Tax phishing scheme hooks victims in Texas town famous for its water features
Friday, March 17, 2017
Aquarena Springs in San Marcos, Texas, was famous in its heyday, part of which just happened to coincide with my youth, as a wonderful water park. No visit to relatives in nearby San Antonio was complete until we headed to Aquarena to ride in a glass-bottom boat, marvel at the mermaids and cheer Ralph the swimming pig as he made his famous swine dive.
The park is gone, replaced by a water research program under the auspices of Texas State University, or Southwest Texas State as it was known when I was a kid.
But I'm delighted that the school was able to integrate the boats that let you peer down at the fishy inhabitants of the clear spring-fed lake into its scientific mission.

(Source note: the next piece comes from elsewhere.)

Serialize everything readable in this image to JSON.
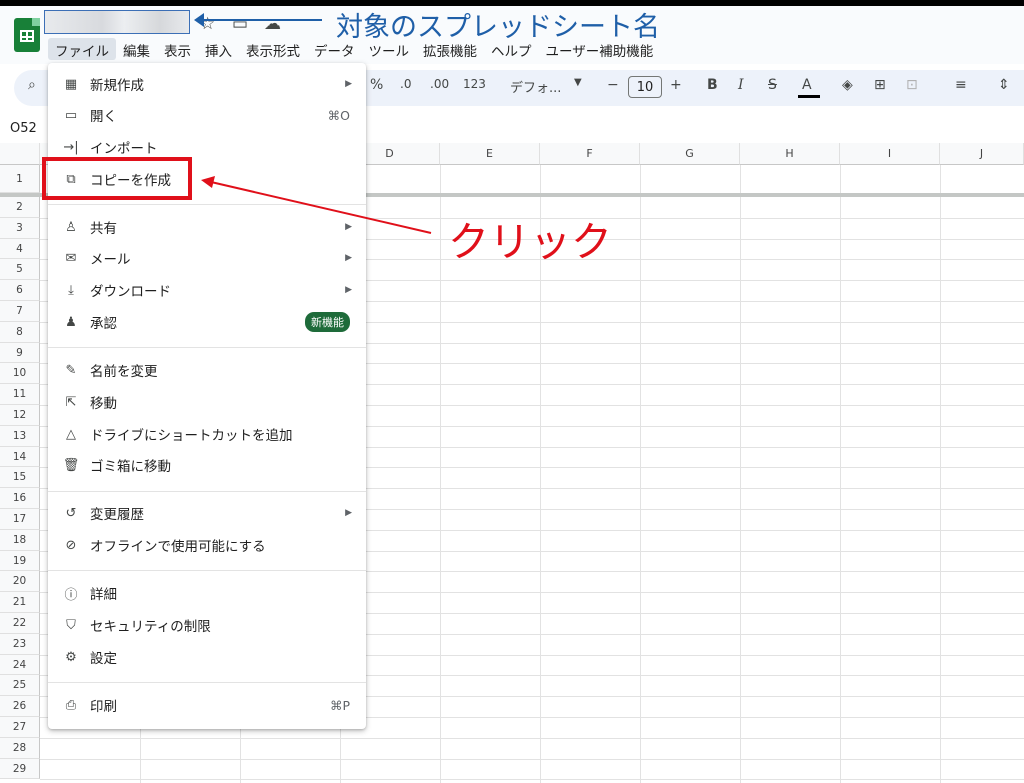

So it's perversely fitting that 803 San Marcos residents — the human, not gill-breathing ones — were caught in a tax phishing scam.

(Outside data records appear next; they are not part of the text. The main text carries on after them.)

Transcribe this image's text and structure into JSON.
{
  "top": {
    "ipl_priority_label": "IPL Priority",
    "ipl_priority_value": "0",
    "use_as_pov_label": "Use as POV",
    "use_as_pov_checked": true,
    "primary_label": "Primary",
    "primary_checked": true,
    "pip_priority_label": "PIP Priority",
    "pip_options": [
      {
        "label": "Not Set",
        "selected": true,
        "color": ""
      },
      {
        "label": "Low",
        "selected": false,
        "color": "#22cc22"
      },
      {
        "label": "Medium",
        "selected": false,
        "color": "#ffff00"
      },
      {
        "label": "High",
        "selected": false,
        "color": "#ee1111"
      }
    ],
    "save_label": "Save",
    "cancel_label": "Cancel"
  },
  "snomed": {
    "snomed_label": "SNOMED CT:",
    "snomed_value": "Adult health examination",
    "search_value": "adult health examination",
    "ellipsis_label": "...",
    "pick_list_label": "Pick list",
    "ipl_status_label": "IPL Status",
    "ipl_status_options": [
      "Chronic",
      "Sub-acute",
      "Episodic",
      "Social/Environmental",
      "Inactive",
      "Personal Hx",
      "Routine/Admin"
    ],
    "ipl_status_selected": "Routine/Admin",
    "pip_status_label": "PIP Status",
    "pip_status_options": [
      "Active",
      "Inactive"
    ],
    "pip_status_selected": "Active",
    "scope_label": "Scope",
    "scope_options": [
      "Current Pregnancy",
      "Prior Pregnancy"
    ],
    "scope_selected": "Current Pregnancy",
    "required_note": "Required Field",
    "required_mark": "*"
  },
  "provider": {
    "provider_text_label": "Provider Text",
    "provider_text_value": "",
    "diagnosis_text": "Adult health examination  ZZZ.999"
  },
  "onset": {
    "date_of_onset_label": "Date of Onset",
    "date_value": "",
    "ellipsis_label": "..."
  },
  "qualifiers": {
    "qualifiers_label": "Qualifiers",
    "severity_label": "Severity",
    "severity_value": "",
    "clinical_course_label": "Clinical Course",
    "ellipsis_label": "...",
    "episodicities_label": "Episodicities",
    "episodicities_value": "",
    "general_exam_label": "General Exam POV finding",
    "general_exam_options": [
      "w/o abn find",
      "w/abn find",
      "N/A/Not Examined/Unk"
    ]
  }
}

W-2 tax scam nets new victims: The confidential personal and financial information of current and former City of San Marcos employees was compromised on March 13 when a municipal payroll employee sent the data in response to what appeared to be request from the mayor.

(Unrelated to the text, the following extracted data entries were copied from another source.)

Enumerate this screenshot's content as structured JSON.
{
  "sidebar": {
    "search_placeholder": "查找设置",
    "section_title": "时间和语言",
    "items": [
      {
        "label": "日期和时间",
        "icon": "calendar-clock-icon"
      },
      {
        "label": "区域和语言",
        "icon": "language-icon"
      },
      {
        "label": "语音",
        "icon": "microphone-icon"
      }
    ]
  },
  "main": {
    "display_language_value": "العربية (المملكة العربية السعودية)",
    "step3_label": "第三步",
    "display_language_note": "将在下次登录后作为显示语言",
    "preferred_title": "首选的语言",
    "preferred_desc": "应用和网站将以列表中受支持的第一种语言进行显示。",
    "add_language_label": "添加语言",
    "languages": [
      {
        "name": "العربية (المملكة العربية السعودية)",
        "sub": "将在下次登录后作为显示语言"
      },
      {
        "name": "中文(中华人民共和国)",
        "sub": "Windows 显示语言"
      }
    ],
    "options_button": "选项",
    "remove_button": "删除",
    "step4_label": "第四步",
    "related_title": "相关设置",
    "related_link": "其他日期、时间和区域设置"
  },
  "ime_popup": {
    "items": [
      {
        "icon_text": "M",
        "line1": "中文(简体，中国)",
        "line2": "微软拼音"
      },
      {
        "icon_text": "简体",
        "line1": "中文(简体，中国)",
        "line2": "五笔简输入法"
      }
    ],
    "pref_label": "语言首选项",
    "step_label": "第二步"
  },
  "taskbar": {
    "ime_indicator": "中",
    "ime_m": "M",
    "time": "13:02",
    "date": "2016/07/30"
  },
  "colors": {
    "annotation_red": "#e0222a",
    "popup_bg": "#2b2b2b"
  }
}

In this scam, which has been around for a year or so, tax identity thieves pose as company, or in this case local government, big wigs and send official looking fake messages under that guise. The message from the purported boss asks that the human resources or payroll staffer send back all the firm's (city's) employee data, including the latest W-2 forms.
These tax documents, which contain the workers' addresses and, most importantly, their Social Security numbers, is then used by the cyber crooks to file fake federal returns seeking fraudulent tax refunds.
The San Marcos scam was discovered after some of the unknowingly victimized city employees reported that their efforts to file their taxes was rejected by the Internal Revenue Service. The reason? The IRS told them they had already filed their 1040s.
Filing season resurgence: The IRS issued a warning just as the 2017 tax filing season began about the resurgence of this fake CEO phishing scheme. In that alert, the agency noted that the W-2 seeking scam, which was initially aimed at the corporate sector, had spread to other large institutional targets, such as school districts, tribal organizations and nonprofits.
Last May, the National Basketball Association's Milwaukee Bucks team fell victim to the tax document scam. Yes, the tax data of professional basketball players was stolen.
More recently and closer to San Marcos, crooks posing as the superintendent of the Belton, Texas, school district obtained W-2 forms for around 1,700 of the system's employee.
And in November 2016, the El Paso Times reported that officials of that Texas-Mexico border city sent $3.2 million intended for a city project contractor to fraudulent bank accounts after being duped in a phishing scam.
Given that the W-2 phishing scheme is still out there and apparently still succeeding, be extra careful this filing season. If you get what appears to be a questionable or unusual email from your boss, don't do anything until you check with her or him in person.
The extra scam prevention care — not just during tax filing season, but year round — could save you, your boss and your coworkers a lot of identity theft and tax fraud grief.